In all but one instance (Nichol et al.[7]), sensitivity analysis was performed by the study investigators. In most cases, all variables were included, providing for a stronger analysis of the effects of varied parameter estimates; however, Bridges et al.[8] chose to vary only select variables (costs of lost workdays and vaccination and the rates of ILI), resulting in only limited ability to assess the impact of changes in parameter estimates. All but one of the trials varying each parameter reported complete results of their sensitivity analysis. However, Lee et al.[11] merely reported on the variables to which the model’s optimal treatment strategy were more sensitive, including related threshold values. Further, Rothberg and Rose[12] only reported select variables from their sensitivity analysis; therefore, the impact of variation in the remaining parameters on incremental cost effectiveness cannot be assessed.
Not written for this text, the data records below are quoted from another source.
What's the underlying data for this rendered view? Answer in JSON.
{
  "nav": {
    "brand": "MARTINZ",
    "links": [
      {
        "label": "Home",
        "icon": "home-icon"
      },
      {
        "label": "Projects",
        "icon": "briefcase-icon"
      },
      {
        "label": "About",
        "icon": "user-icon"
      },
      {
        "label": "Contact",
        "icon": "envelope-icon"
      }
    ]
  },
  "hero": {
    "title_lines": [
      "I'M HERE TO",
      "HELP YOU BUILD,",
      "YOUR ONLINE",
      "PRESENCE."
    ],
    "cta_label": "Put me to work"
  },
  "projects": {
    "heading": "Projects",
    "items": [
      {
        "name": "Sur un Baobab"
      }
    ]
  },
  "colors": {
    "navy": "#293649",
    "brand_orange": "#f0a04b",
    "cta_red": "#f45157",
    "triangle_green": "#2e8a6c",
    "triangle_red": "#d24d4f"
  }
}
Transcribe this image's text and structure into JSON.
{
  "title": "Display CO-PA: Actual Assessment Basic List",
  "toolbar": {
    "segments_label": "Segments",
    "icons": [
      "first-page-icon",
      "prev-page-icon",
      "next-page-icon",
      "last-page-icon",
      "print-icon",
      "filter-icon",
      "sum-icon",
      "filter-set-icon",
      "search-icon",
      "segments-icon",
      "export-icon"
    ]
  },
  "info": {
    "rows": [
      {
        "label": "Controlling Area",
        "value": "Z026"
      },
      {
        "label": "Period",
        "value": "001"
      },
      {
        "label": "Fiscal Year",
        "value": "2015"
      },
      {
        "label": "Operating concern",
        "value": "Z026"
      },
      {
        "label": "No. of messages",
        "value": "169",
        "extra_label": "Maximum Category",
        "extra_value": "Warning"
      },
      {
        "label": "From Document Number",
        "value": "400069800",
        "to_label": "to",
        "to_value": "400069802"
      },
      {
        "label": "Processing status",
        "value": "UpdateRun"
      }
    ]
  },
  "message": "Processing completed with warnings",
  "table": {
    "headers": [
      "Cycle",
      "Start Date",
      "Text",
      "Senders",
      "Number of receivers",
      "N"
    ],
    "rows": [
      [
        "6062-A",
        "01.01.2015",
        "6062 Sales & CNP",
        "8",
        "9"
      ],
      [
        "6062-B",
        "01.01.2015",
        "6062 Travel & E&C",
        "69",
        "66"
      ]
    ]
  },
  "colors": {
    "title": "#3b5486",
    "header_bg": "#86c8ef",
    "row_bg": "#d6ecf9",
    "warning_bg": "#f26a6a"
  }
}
All results described may need to be revisited in response to the degree by which the working-age population was affected by the recent pandemic influenza. A disproportionate number of adults aged 18–49 years were especially vulnerable to complications of the H1N1 virus circulating in 2009.[1] It is possible that the impact of this particular influenza season may have had larger than normal effects on productivity levels in the country during peak months of the outbreak. In subsequent years, the H1N1 strain has been included in the seasonal influenza vaccine and, as such, additional analysis of our target population is warranted to assess the impact of this form of the vaccine on the working-age population in conjunction with the updated ACIP recommendation.

5. Conclusion

The studies reviewed suggest that vaccinating working-age adults in the US against seasonal influenza is not generally cost saving but may be economically attractive under certain conditions, such as higher illness rates, lower costs of vaccination and higher wage rates. While many of the reviewed studies are of high quality, the lack of definitive measurements for many of the input values means that there is still need for further investigation into this subject.